July 8, 2009 (CHICAGO) Afghanistan is about 7,000 miles from Chicago. At the bull's eye in the war on terror, it is the last place you would expect to hear about contractor bribes and graft - the kind we usually associate with City Hall, not a foreign battlefield.

But the I-Team has learned that the officer behind those schemes was given the army's Bronze Star, even as the corruption investigation is said to have been underway.

Since late 2001, the Bagram air base, north of Kabul, Afghanistan has been a primary staging facility for the U.S. offensive against the Taliban.

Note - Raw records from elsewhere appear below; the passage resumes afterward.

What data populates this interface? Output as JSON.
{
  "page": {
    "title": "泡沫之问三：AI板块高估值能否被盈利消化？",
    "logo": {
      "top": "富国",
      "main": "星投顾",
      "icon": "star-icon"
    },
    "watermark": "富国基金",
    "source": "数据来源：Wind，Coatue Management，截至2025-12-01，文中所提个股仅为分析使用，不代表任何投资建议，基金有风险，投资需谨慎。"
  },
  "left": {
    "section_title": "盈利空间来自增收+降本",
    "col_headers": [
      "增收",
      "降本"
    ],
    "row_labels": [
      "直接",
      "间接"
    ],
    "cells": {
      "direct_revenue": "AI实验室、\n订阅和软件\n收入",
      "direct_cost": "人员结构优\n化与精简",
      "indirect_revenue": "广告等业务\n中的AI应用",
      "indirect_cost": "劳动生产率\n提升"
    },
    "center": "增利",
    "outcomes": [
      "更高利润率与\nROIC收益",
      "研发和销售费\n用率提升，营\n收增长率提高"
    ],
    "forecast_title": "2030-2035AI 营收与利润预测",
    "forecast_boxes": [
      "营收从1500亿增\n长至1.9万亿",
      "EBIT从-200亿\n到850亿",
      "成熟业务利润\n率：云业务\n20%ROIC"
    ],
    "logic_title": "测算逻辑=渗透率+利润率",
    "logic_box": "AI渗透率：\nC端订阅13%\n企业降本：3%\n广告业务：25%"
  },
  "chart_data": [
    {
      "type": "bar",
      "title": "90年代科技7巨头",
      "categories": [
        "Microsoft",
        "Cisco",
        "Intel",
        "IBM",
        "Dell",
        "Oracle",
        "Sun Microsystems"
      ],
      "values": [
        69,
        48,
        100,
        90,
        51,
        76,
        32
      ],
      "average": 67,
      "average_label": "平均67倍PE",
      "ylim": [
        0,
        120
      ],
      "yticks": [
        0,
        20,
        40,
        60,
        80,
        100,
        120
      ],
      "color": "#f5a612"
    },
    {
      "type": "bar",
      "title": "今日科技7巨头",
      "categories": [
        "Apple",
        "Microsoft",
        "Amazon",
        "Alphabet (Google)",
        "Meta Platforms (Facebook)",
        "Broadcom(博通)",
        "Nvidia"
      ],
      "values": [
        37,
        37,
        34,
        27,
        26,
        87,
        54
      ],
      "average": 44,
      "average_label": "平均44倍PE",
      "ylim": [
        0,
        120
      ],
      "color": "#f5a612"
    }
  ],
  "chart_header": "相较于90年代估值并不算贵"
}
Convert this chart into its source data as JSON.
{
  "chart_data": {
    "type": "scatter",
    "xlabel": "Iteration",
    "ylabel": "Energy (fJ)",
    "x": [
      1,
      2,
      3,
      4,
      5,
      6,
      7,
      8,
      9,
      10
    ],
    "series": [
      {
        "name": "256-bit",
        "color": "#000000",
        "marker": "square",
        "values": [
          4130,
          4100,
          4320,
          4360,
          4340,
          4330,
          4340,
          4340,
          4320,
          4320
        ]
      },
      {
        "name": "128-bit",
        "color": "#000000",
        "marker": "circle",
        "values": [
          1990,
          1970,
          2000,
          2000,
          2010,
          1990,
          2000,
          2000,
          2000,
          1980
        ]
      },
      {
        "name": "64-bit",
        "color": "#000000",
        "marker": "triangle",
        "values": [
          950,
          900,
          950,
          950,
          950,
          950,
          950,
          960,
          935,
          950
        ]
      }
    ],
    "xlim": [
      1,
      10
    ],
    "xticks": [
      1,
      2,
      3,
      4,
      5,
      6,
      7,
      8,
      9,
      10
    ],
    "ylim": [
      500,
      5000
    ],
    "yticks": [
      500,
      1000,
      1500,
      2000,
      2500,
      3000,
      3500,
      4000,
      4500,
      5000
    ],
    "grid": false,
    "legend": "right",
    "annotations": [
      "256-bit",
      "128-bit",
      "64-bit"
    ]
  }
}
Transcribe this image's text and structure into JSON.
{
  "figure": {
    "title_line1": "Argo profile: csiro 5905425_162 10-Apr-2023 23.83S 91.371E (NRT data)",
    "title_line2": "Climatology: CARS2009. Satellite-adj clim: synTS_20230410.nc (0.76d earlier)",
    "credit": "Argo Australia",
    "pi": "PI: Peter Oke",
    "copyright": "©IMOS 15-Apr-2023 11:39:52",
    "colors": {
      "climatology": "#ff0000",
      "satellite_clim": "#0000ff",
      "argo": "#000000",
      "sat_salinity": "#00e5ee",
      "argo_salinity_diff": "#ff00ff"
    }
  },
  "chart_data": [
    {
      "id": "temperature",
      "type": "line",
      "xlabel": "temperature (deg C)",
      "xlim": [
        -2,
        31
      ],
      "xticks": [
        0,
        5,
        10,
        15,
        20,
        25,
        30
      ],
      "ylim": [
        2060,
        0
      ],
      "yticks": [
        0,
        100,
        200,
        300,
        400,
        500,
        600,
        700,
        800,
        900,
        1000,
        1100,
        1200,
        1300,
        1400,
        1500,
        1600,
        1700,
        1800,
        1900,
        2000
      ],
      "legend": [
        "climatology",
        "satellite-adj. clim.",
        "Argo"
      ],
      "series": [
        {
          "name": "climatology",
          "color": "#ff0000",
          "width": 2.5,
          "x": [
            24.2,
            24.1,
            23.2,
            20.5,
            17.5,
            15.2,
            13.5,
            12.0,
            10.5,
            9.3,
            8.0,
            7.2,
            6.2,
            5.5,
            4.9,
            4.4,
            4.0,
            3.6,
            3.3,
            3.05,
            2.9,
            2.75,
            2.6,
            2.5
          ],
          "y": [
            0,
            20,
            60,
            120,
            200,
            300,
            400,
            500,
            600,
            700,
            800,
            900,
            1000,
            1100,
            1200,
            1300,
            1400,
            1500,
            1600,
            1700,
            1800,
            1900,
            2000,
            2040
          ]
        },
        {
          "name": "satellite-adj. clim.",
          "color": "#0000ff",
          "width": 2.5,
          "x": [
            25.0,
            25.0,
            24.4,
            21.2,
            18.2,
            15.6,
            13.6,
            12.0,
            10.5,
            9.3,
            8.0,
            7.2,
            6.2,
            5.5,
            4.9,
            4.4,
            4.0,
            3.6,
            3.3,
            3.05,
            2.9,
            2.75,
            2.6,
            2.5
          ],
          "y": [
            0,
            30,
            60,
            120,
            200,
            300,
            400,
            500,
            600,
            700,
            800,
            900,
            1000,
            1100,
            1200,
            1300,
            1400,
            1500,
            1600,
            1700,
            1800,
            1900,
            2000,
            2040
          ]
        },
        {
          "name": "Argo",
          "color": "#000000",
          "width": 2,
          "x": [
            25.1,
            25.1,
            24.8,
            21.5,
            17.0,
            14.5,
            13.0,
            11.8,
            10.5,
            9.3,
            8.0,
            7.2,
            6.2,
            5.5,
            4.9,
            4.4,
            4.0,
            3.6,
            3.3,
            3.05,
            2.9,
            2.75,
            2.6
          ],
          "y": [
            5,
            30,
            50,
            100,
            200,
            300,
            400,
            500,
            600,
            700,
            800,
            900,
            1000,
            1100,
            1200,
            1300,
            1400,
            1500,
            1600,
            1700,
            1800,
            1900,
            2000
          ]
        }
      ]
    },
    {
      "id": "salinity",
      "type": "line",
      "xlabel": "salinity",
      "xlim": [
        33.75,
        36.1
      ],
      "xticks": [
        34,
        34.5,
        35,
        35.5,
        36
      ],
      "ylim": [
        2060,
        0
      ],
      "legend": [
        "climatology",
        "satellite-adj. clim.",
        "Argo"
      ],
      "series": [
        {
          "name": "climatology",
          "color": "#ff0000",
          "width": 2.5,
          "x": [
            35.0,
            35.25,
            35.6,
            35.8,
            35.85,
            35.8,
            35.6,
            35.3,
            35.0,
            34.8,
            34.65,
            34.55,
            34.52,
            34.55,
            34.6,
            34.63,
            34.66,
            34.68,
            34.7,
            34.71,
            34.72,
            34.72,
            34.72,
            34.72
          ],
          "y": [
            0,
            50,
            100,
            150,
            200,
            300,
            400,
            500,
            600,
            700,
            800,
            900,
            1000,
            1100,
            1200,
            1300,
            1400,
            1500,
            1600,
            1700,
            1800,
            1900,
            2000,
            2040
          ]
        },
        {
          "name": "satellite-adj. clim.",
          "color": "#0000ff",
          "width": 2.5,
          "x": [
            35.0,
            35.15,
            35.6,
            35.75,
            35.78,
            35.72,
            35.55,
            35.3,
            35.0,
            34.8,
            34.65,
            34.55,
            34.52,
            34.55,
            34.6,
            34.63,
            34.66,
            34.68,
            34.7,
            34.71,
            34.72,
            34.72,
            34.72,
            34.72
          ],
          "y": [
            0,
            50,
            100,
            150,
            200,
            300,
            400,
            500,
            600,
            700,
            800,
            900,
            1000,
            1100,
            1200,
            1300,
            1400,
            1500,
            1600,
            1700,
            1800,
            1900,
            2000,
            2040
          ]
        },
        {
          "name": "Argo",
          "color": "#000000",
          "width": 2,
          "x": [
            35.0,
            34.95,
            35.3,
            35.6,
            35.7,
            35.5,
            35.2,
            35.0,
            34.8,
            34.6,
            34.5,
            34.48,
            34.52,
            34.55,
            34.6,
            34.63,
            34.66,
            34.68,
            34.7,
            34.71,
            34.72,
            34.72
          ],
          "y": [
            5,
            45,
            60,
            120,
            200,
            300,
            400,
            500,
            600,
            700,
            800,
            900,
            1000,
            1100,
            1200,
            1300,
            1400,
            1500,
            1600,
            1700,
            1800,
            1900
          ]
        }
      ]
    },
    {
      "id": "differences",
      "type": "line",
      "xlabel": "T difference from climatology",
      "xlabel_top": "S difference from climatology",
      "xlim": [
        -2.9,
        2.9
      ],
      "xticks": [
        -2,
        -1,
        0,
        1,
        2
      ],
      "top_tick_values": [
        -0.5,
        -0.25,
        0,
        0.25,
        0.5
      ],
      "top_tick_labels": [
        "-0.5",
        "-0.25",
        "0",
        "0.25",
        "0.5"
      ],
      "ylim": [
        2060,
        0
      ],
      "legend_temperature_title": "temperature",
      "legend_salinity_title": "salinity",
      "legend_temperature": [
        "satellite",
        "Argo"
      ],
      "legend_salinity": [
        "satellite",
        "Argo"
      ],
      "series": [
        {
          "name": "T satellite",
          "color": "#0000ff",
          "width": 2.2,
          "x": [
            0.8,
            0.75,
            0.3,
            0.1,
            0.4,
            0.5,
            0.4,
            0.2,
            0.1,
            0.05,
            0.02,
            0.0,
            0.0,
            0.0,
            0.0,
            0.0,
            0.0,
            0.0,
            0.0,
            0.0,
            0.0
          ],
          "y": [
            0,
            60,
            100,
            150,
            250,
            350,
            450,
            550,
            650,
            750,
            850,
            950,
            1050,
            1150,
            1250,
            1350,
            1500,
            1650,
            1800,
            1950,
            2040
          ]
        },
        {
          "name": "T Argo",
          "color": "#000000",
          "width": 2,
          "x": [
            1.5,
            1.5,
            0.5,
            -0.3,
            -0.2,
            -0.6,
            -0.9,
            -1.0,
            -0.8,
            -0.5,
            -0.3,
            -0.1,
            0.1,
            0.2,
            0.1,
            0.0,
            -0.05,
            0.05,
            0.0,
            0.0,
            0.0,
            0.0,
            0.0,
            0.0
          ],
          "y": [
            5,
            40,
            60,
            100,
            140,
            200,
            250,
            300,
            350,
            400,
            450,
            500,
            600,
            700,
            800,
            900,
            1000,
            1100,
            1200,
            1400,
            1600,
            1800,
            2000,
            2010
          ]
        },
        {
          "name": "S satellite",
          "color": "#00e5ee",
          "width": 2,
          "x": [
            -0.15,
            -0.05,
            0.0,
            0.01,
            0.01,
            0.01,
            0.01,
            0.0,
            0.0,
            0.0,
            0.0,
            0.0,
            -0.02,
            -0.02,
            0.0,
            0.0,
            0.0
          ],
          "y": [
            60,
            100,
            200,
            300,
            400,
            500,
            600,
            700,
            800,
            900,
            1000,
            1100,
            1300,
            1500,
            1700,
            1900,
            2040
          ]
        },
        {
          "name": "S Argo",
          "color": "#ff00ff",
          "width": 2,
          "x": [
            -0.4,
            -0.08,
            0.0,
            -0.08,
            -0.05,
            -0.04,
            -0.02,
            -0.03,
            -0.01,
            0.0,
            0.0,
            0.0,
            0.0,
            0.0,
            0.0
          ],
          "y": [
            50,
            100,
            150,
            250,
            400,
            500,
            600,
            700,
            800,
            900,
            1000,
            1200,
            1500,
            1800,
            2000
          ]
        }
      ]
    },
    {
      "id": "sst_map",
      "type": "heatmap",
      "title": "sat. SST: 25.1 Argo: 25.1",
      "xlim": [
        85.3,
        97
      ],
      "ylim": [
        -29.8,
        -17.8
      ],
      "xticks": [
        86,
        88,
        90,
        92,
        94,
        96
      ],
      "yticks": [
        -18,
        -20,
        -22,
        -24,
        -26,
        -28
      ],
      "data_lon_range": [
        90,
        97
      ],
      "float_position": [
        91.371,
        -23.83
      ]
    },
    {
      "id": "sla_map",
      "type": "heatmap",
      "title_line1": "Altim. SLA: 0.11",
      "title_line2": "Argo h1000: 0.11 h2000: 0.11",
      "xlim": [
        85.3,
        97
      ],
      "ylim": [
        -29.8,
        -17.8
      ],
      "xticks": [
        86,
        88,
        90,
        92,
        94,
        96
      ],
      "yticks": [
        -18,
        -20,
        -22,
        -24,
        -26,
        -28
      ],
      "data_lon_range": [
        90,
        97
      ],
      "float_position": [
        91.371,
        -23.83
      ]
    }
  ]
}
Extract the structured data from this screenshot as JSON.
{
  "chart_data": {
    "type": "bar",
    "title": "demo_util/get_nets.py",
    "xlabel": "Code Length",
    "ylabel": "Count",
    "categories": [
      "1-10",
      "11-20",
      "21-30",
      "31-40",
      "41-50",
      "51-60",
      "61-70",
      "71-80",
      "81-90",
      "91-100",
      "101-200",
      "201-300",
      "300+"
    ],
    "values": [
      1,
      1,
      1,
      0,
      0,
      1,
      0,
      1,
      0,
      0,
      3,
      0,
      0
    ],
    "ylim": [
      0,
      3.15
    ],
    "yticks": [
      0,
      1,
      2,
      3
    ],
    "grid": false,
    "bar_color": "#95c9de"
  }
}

Before leaving the base in 2005, Army Major Christopher P. West of Chicago received a military medal for valor. It is the Bronze Star, the army's fourth highest combat award. An inscription on the medal reads that it is given for "heroic or meritorious achievement."

But West's fellow soldiers question whether he was entitled to the Bronze Star and whether it should be taken back.

Even as American soldiers were fighting and being killed in Afghanistan, when Major West arrived there in 2004, authorities say West was focused on a scheme to extort money from paving contractors, part of a building project so extensive that an entire section of the base was known as 'Contractor Row.'

In a document filed last month in federal court, West pleads guilty to bribery and conspiracy, admitting that he sent boxes full of cash to a friend and fellow Illinois National Guardsman Charles Patton who was still in Chicago living on the South Side.

Patton, no apparent relation to the great World War II general George Patton, has also pleaded guilty in the afghan shakedown, admitting that he kept the cash until West returned home, then split it with the major.

Military justice expert and retired army colonel Michael Spak isn't surprised by the case.

"Unfortunately the military population is sort of a mirror image of the civilian population. I don't know what the percentage of thieves are in the US," said Prof. Michael Spak, Chicago Kent College of Law.

Regardless, West and Patton were among them in cahoots with Afghan contractors hired to repair concrete runways and replace old wooden barracks.

According to a federal court record, while Major West was head of base operations at Bagram, he took hundreds of thousands of dollars in kickbacks for paving contracts and the installation of bunkers to protect combat units.

West, 45, was also handed that medal for heroic achievement, a fact brought to the I-Team 's attention in an email from Afghanistan sent by an army official from Illinois who states that West was given the medal "in spite of the investigations, while other worthy Illinois soldiers were denied such an honor."

"I guarantee you he didn't get a medal for skimming money," said Spak.

Outside a south suburban fast food restaurant on Tuesday, the I-Team offered to hear Major West's side of the Bronze Star. But he waived us off without a word.

"He will definitely keep the medal, they cannot take away the medal, he could commit murder and they can't take away the medal, the only way you can remove the medal, even the medal of honor, is to show that it was fraudulently procured," said Spak.

Because this is a civilian case, even though both West and Patton have pleaded guilty to corruption while in the military, they both remain full members of the military. That won't change until defense officials decide the fate of their positions.

Both Chicago men are cooperating with federal authorities which indicates there may be a larger investigation of corrupt contract bids underway in Afghanistan.